Today we want to present to you our next concert at the Philharmonie, on 29 April 2019. It is planned around the theme of transience. Spring and summer are the most lovely synonyms for the richness of life and abundance, for growing and flourishing; but at the same time, they are a “memento mori”, a reminder of death and the transitory nature of human life. At the heart of the programme stands Robert Schumann’s grandiose Spring Symphony, overflowing with vital energy.
A new discovery, on the other hand, is a composer who is almost completely forgotten today and has disappeared from the concert programmes: Joachim Raff. He was a colleague of Johannes Brahms and Robert Schumann, and during his lifetime, one of the most successful composers in the German-speaking world. His contemporaries considered him the equal of Wagner and Brahms. His Ninth Symphony, entitled “In Summer” is one of his best-known works, and it would be well worth performing the complete symphony at one of our concerts. While that would go beyond the scope of this programme, we are pleased to present the first movement, “A Hot Day”, to you. Almost as an overture, as an appetizer.

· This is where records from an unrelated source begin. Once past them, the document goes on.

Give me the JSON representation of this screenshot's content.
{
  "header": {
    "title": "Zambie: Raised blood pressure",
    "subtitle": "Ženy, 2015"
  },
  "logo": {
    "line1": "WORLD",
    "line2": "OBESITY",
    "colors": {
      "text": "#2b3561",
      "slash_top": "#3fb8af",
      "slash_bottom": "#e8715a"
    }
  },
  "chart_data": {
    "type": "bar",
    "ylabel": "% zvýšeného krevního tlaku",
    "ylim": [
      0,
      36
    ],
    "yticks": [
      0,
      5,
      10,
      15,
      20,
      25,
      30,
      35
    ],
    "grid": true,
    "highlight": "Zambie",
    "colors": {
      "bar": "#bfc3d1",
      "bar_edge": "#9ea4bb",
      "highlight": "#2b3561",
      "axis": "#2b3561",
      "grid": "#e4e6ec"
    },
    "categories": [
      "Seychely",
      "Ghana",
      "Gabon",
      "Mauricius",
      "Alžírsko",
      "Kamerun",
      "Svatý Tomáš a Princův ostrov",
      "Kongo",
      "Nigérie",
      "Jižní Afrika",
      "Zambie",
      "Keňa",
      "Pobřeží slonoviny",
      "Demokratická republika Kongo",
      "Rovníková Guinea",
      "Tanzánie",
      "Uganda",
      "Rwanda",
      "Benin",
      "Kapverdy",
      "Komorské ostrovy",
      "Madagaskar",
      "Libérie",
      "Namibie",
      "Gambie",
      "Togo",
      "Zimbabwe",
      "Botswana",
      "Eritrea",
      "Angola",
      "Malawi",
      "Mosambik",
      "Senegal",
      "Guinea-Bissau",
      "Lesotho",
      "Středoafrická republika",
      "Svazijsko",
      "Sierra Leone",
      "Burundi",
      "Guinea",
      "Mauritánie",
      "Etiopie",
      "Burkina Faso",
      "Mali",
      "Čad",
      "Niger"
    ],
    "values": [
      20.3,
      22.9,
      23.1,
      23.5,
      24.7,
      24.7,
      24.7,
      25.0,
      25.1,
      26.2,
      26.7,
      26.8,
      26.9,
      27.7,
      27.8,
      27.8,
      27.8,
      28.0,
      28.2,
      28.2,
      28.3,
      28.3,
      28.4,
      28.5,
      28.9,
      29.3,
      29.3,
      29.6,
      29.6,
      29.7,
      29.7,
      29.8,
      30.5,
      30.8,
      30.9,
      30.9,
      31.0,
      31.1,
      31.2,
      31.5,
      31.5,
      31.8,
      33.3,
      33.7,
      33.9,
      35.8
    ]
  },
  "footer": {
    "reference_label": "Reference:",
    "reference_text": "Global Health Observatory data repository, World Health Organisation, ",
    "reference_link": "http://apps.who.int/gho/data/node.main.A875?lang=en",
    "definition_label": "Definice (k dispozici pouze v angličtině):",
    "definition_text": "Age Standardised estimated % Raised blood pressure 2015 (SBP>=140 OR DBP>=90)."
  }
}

In some respects the solo concerto also fits in with our theme, as it plays with the notion of time. It is called “Frozen in time”, and features an instrument or family of instruments which, like salt in soup, plays an indispensable yet rarely noticed role in orchestral music – and hardly ever makes an appearance as a solo instrument: the percussion. Percussionist Christoph Sietzen, a Luxembourger born in Salzburg, is a master of his craft, and we are grateful to him for finding time to take part in our concert.